To recap some of our demands we raised during the panel’s first part that took place last year: Through post-studio practices, increasing mobilization, translocal working structures, and the artist‘s presence in the networks of ciruclation, logistics and research, artistic production requires other and new pots of money. I have recently been collaborating with WAGE, a New York-based activist organization, whose mission is to establish sustainable economic relationships between artists and the institutions that contract our labor, and to introduce mechanisms for self-regulation into the art field. The so called WAGE Certification, a tool of guidelines to be aquired by institutions according to which fees are to be paid, WAGE expects remuneration for an artist’s temporary transactional relationship with an institution and non-for-profit organisation. In order to elaborate this certificate to better account for the invisibly contracted labour, the one of freelance production, I elaborate on a model for public funders on the basis of which artist grants, scholarships and residencies would be calculated, based on the coverage of labor and living costs by international regulations. In order to elaborate this idea, I closer look at the conditions, under which a translation of WAGE instruments into European contexts could take place, as in the US arts funding comes primarily from private resources such as philantropy. In Europe art serves high culture, the creative economy, cultural diplomacy and social projects that benefit society (in term of cultural wealth as mentioned). A calculation instrument that supports the regulation of artistic production in the European context could, among others, embrace the following:

- scholarships and residencies are calculated depending on a city's available funds
- next to a top for exhibition fees, another top for socially-reflected projects is needed (cultural wealth, public money - society); these projects could work as a support system in order to set up new infrastructures in the art field themselves. Long-term relationships between certain stakeholders for example corporations or even companies or political inititiatves in society and the artist; the work’s payment would operate through emerging cooperations outside cultural funding. The artist operates as facilitator, while leaving the field in which it catalizes processes; back into the art field. Post-monetary forms of exchange, for example cryptofinance etc.

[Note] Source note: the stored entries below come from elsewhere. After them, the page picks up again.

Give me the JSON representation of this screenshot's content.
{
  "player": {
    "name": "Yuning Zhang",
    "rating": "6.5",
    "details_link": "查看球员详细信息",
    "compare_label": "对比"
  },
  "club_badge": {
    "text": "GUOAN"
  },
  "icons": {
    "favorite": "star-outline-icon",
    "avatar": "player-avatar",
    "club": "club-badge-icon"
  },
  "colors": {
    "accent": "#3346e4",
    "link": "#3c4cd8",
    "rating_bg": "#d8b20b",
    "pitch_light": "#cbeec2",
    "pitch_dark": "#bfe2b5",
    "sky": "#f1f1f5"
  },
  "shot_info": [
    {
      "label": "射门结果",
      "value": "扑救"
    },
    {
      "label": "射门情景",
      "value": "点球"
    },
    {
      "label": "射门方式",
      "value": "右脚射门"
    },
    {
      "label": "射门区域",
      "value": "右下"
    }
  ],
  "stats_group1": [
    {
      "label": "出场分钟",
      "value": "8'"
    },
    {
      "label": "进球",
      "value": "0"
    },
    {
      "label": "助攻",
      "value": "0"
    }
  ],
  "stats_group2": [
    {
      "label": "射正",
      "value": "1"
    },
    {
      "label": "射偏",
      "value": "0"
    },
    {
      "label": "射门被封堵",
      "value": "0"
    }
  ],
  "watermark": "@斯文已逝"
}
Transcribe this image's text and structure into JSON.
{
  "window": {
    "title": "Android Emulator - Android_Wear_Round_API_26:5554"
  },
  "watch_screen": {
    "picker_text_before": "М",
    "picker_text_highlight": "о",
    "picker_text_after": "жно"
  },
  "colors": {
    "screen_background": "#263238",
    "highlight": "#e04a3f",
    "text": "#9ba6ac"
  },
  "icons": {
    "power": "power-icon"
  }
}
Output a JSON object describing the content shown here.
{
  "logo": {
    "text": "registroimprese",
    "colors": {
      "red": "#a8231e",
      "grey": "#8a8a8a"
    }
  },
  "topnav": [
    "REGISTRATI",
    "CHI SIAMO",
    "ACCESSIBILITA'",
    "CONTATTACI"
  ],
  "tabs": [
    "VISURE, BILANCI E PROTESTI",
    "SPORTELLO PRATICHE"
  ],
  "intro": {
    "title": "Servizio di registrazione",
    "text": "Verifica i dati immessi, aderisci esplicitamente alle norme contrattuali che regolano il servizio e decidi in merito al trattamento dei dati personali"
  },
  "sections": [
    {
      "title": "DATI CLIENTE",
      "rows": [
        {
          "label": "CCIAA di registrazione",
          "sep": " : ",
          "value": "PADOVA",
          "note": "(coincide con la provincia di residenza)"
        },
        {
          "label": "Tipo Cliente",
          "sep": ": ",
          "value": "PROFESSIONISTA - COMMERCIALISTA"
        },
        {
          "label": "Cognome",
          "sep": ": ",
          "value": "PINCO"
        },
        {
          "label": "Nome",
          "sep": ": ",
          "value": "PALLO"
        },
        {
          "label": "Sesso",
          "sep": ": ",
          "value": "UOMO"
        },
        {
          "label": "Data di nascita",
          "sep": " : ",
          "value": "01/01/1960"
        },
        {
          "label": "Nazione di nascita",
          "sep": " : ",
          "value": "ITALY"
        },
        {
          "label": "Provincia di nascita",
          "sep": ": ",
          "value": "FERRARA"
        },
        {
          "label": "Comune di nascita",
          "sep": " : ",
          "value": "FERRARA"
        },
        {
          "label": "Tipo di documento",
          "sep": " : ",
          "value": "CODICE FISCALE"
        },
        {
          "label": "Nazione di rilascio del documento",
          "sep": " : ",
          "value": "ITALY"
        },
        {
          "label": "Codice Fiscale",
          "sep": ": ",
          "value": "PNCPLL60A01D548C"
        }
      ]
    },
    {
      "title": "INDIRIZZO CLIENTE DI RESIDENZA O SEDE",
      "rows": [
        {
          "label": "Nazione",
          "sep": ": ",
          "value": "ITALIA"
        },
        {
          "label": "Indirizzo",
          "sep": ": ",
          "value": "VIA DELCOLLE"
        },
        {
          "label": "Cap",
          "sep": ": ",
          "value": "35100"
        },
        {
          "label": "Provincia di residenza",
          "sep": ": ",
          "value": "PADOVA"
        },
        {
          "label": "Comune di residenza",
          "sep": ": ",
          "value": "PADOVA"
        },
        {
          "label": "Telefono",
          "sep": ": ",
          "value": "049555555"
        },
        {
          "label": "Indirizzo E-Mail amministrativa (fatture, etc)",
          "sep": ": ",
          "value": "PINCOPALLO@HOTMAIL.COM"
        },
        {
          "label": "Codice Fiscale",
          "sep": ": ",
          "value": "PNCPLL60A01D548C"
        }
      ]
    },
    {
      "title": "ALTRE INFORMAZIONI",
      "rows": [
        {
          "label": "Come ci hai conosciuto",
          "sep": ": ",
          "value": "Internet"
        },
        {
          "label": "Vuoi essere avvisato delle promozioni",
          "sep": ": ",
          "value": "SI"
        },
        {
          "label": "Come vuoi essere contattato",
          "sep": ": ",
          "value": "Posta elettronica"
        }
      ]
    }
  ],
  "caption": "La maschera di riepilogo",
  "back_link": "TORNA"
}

- Artist in committees / transparency of funds
- 10 to 20 per cent of artist proposals‘ budget should be fees
- Cancellation of all residencies which do not include artist fees or scholarships

The aim with setting up new instruments is to widen the matrix of regulating practices – in favour for planetary meshwork of assemblages, micropolitical strategies that support WAGE‘s self-catalyzing mechanism of regulating the field. These micropracitces, that could be the result of these shortly sketched mechanisms could create ever-new groupings and branch off into other possibilities. The herewith emerging temporalities could generate a discontinuous history and present of its own. Because it is our collective work – and its common value - that is something that we must also collectively enforce from within the field.